In November 2007, Kyle Bilowitz, Brandon Bradford, Cherith Spicer and Ryan Sweeney partnered on Verdugo Bar, named for its street address. The bar used to be a dive bar called the Kopper Keg, but any hints of “dive” are long gone, unless you include the community pool down the block.
Outside, an illuminated “COCKTAILS” sign is the only clue that you’re in the right place. Inside, there’s a beautiful S-shaped wood bar, twin flat screens showing obscure movies like “Dynomite” and our evening’s entertainment – Johnny Depp in “Dead Man.” There are dark leather booths against the opposite wall, which sports diamond shaped wood wall hangings and a triptych of screens featuring stenciled branches. An exhibition window showcases the nightly DJ. There’s a room further back that serves as a lounge, with more branch-themed art, and clusters of actual branches. Out back, there’s a patio with plenty of seating and a ping-pong table that’s known to host some fierce beer pong tournaments.

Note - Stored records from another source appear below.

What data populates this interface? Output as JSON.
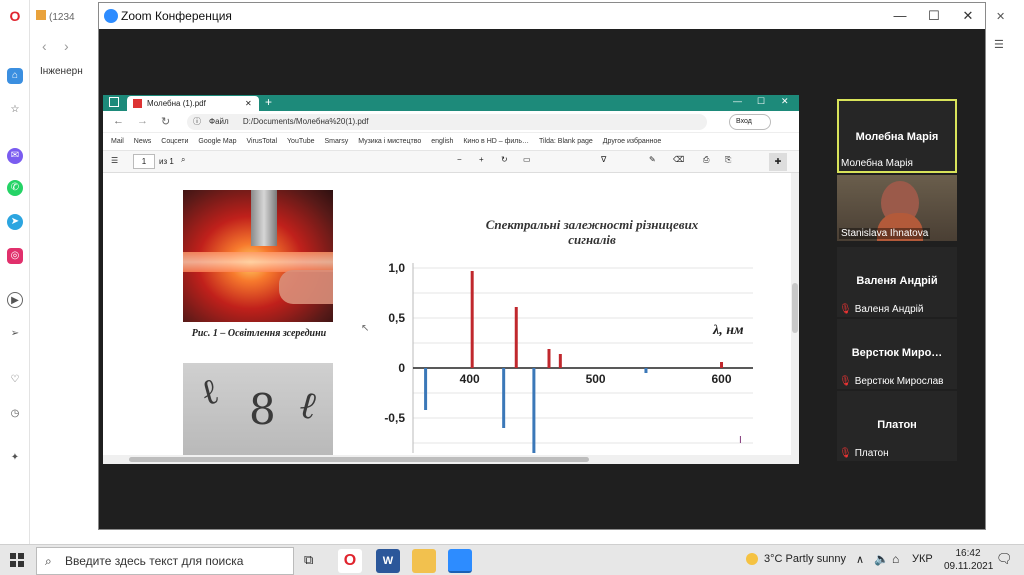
{
  "opera": {
    "tab_label": "(1234",
    "sidebar_tab_label": "Інженерн"
  },
  "zoom": {
    "title": "Zoom Конференция",
    "controls": {
      "minimize": "—",
      "maximize": "☐",
      "close": "✕"
    }
  },
  "edge": {
    "tab_title": "Молебна (1).pdf",
    "new_tab": "+",
    "address_label": "Файл",
    "address_value": "D:/Documents/Молебна%20(1).pdf",
    "profile_label": "Вход",
    "bookmarks": [
      "Mail",
      "News",
      "Соцсети",
      "Google Map",
      "VirusTotal",
      "YouTube",
      "Smarsy",
      "Музика і мистецтво",
      "english",
      "Кино в HD – филь…",
      "Tilda: Blank page",
      "Другое избранное"
    ],
    "pdf": {
      "page_value": "1",
      "page_total": "из 1"
    }
  },
  "document": {
    "figure1_caption": "Рис. 1 – Освітлення зсередини",
    "chart_title_line1": "Спектральні залежності різницевих",
    "chart_title_line2": "сигналів",
    "axis_label": "λ, нм"
  },
  "chart_data": {
    "type": "bar",
    "title": "Спектральні залежності різницевих сигналів",
    "xlabel": "λ, нм",
    "ylabel": "",
    "xlim": [
      355,
      625
    ],
    "ylim": [
      -0.85,
      1.05
    ],
    "xticks": [
      400,
      500,
      600
    ],
    "yticks": [
      1.0,
      0.5,
      0,
      -0.5
    ],
    "ytick_labels": [
      "1,0",
      "0,5",
      "0",
      "-0,5"
    ],
    "series": [
      {
        "color": "#c0282d",
        "x": [
          402,
          437,
          463,
          472,
          600
        ],
        "values": [
          0.97,
          0.61,
          0.19,
          0.14,
          0.06
        ]
      },
      {
        "color": "#3b78b8",
        "x": [
          365,
          427,
          451,
          540
        ],
        "values": [
          -0.42,
          -0.6,
          -0.85,
          -0.05
        ]
      }
    ]
  },
  "participants": [
    {
      "name": "Молебна Марія",
      "label": "Молебна Марія",
      "active": true,
      "muted": false
    },
    {
      "name": "",
      "label": "Stanislava Ihnatova",
      "active": false,
      "muted": false,
      "video": true
    },
    {
      "name": "Валеня Андрій",
      "label": "Валеня Андрій",
      "active": false,
      "muted": true
    },
    {
      "name": "Верстюк  Миро…",
      "label": "Верстюк Мирослав",
      "active": false,
      "muted": true
    },
    {
      "name": "Платон",
      "label": "Платон",
      "active": false,
      "muted": true
    }
  ],
  "taskbar": {
    "search_placeholder": "Введите здесь текст для поиска",
    "weather": "3°C  Partly sunny",
    "lang": "УКР",
    "time": "16:42",
    "date": "09.11.2021"
  },
  "colors": {
    "zoom_accent": "#2d8cff",
    "edge_tabbar": "#1d8a7a",
    "active_speaker": "#d8e35a",
    "bar_red": "#c0282d",
    "bar_blue": "#3b78b8"
  }
}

Verdugo offers cocktails, but the real reason to come is for their 20 rotating beers on draft and the varied bottled list. We ordered four different draft beers, including a sky-high weizen glass designed specifically to host German wheat beers. This glass hosted a summery Staatsbrauerei Weihenstephan Hefe Weiss, a hefeweizen from the world’s oldest brewery, founded in 1040 by Benedictine monks. “Staatsbrauerei” is a Bavarian state run brewery. That’s anonymous ale on the left. On the right: a glass of warm cask ale that smelled better than it tasted. Beginning August 11, Verdugo housed a firkin of Craftsman Southern Brown Mild Ale. In case you’re wondering (I sure was), a firkin is the English equivalent of a quarter-barrel of beer.
My brother and sister-in-law both ordered glasses of Kasteel Rouge ($7), an 8% Belgian cherry beer that was too sweet for my palate.
On previous visits, I’ve enjoyed Craftsman Beir de Mars ($6) a 7.5% beer from Pasadena; St. Bernardus ABT 12 ($7), a powerful 10.5% beer from Belgium; and Harviestoun Ola Dubh ($9), an 8% Scottish ale aged in Highland Park 30 year whiskey barrels. The beer clearly tasted like whiskey.
Verdugo has fast become my favorite Eastside bar. Not only are their beers compelling, but the booths are comfortable and the music’s interesting. There are also occasional beer-tasting events that will no doubt draw me back for additional posts.